Located in Anchorage, Alaska, the Asplund WWTF is owned by the Anchorage Water and Wastewater Utility (AWWU), a department of the municipality of Anchorage.
The Asplund WWTF is a conventional primary treatment plant rated for an average flow of 58 million gal per day (mgd), but currently operating at approximately 30 mgd. The facility treats wastewater from the Anchorage Bowl region and processes sludge from the nearby Eagle River and Girdwood WWTFs.
The treatment process includes raw wastewater intake, headworks, grit removal and primary clarification, which includes scum concentration, solids handling and incineration. The wastewater travels through disinfection and the plant effluent system, eventually ending up in the Cook Inlet outside Anchorage. The gravity-fed process takes approximately five hours, and all processing is completed at the facility, except for the disposal of ash, grit and screenings, which are sent to a landfill.
The WWTF underwent a major expansion in the 1980s, nearly doubling its capacity. Now it serves approximately 300,000 residents in the municipality, but its total service population is more than 400,000, as it also treats septage hauled from onsite residents in the municipality, leachate from the municipal landfill, and domestic septage from systems outside the municipal boundary in South Central Alaska.
While it is rated for a 58-mgd flow, the Asplund WWTF currently operates at approximately 30 mgd.
In order to maintain regulatory compliance, the WWTF always has an upgrade on deck. “In my almost 13 years with AWWU, there has been one project or another going on at Asplund every year,” said Stephen Nuss, engineering division director for AWWU.

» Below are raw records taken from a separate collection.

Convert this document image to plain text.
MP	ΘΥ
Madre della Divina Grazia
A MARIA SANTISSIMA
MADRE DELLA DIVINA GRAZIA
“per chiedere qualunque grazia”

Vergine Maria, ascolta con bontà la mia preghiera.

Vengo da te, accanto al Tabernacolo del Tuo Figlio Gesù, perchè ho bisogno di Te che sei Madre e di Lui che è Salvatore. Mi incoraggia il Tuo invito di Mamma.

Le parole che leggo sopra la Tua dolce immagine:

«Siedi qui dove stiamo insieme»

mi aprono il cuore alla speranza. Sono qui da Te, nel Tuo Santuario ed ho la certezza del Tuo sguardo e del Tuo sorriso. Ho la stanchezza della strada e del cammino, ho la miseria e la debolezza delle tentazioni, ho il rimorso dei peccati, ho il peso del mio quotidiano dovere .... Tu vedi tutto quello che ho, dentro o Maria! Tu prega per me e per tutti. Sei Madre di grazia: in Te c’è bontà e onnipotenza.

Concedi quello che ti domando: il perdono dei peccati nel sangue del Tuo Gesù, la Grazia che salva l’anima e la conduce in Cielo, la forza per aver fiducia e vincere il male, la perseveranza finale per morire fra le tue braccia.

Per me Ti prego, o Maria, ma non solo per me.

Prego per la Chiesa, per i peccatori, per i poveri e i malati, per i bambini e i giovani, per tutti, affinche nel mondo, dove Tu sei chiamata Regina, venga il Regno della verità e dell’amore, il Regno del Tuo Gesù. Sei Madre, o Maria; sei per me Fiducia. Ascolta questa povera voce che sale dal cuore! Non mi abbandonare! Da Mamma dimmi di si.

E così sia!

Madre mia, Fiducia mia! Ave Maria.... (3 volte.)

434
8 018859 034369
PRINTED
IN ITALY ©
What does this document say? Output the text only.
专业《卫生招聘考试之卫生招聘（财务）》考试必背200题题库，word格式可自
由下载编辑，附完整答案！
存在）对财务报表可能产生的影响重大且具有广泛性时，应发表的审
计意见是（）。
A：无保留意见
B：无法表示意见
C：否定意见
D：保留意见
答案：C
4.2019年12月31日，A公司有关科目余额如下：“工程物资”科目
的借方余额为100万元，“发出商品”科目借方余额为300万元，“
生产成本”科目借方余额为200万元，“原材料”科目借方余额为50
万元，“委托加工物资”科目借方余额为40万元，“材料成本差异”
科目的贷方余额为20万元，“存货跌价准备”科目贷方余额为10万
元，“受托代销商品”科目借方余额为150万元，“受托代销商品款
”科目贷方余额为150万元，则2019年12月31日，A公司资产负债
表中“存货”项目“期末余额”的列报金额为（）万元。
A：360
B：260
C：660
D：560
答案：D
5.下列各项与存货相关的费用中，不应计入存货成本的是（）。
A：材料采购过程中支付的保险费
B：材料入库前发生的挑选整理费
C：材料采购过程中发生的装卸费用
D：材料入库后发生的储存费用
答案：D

After developing its U.S. Environmental Protection Agency Risk Management Plan, the Asplund WWTF discovered that thousands of local residents could potentially be affected by an accidental or uncontrolled release of chlorine gas from the plant. Also, the shipment of chlorine gas raises security concerns, relating to the growing necessity to protect toxic chemicals from misuse. To rectify the issue, in 2014, the AWWU broke ground on a project to discontinue using chlorine gas for effluent disinfection and use hypochlorination with high-strength sodium hypochlorite generated on site in its absence.
In 17 months, the 10,000-sq-ft phased renovation and installation of the new onsite equipment was completed, and the facility was brought back up to code.
The facility’s processing is gravity fed and takes approximately five hours to complete.
Step by Step
Currently, the facility is “overhauling” its screens, with another project to improve its grit handling process on the horizon. In addition, the facility seeks to eventually reduce its water intake from the AWWU system.
“The Asplund WWTF is the largest water customer in our system,” Nuss said. “We use a significant amount of water to both clean our screens and also scrub our emissions from our incinerator. We are looking at ways to reduce dependency on piped water from the water system by using increases in groundwater.”
But current upgrades do not negate future challenges. The facility foresees potential concerns that will require upgrades in the future.
The incinerator is due for an upgrade, and the combination of increasing natural gas costs and tightening air permit requirements suggest that an improvement in sludge handling is not far away.
The facility operates under a Clean Water Act (CWA) Section 301(h) modification as a primary treatment facility discharging to a marine environment and utilizing incineration as the solids handling process. It meets published biological oxygen demand and total suspended solids removal rates almost to the standard of a secondary treatment facility.
Nuss and other facility officials fear the loss of the CWA 301(h) designation. “If legislation was enacted that removed primary treatment as an option, and we had to make upgrades to go to secondary treatment, it would be extremely costly for our customers,” he said. “We continue to work hard to achieve better quality discharges than are required by our permit. We are proud of that, and we want to continue to meet those rates.”